MYRTLE BEACH — A shopping mall located between Myrtle Beach and North Myrtle Beach faces foreclosure after allegedly defaulting on a $12.5 million mortgage.

Myrtle Beach Mall owners currently owe about the half of the mortgage, $6.3 million, after multiple loan modifications, according to a lawsuit filed by California-based real estate investment trust Westridge Lending LLC.

Additionally, the mall sitting at the intersection of U.S. 17 and S.C. 22 owes $241,713 in 2021 property taxes, according to the Horry County Treasurer’s office. That includes nearly $32,000 in penalties. The Horry Independent first reported the news about the mall’s financial issues.

Messages sent to representatives for the Myrtle Beach Mall seeking comment were not returned April 13. The mall was bought in 2014 by two Los Angeles-area firms, Peak Financial Partners and Misuma Holdings.

“Our goal is to identify turnaround opportunities in the commercial retail sector,” Peak Managing Director Gil Priel said at the time of the sale. “The Myrtle Beach acquisition is a welcome complement to our portfolio of real estate investments, which we anticipate will generate strong returns over the long term.”

Westridge Lending’s attorney Douglas Zayicek told Post and Courier Myrtle Beach that the AMC movie theater, Bass Pro Shops and Chick-fil-A on the mall site are not affected by the possible foreclosure.

Located less than a mile from Tanger Outlets, the 36-year-old mall has seen many changes over the years — at one time anchored with now-closed Kmart and JCPenney.

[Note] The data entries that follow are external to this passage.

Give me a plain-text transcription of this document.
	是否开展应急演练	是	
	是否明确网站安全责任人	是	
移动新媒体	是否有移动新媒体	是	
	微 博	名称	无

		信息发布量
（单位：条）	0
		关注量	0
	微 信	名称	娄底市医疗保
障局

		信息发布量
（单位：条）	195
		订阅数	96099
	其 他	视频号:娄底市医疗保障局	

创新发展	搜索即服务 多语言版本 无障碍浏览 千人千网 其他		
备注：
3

Only Belk remains as an original tenant.

Although the opening of Bass Pro Shops and a renovation in the early 2000s brought life back into the mall, it has dwindled down to half its capacity with less than 40 restaurants, stores and organizations still calling it home.

A few years ago, a developer was going to transform the mall into an outdoor setting, keeping the anchors while building a mix of residential of commercial — much like Market Common in Myrtle Beach — but the project never moved out of the planning stage.

The mall now faces an uncertain future, with a possible public foreclosure sale by the Horry County Sheriff’s Office, according to the lawsuit.

“My client is only concerned with getting paid what it is owed, and has no plans past the foreclosure action,” Zayicek said.

In January, the mall’s owners were ordered to pay more than $104,000 after allegedly defaulting on a 2020 insurance policy, according to online records.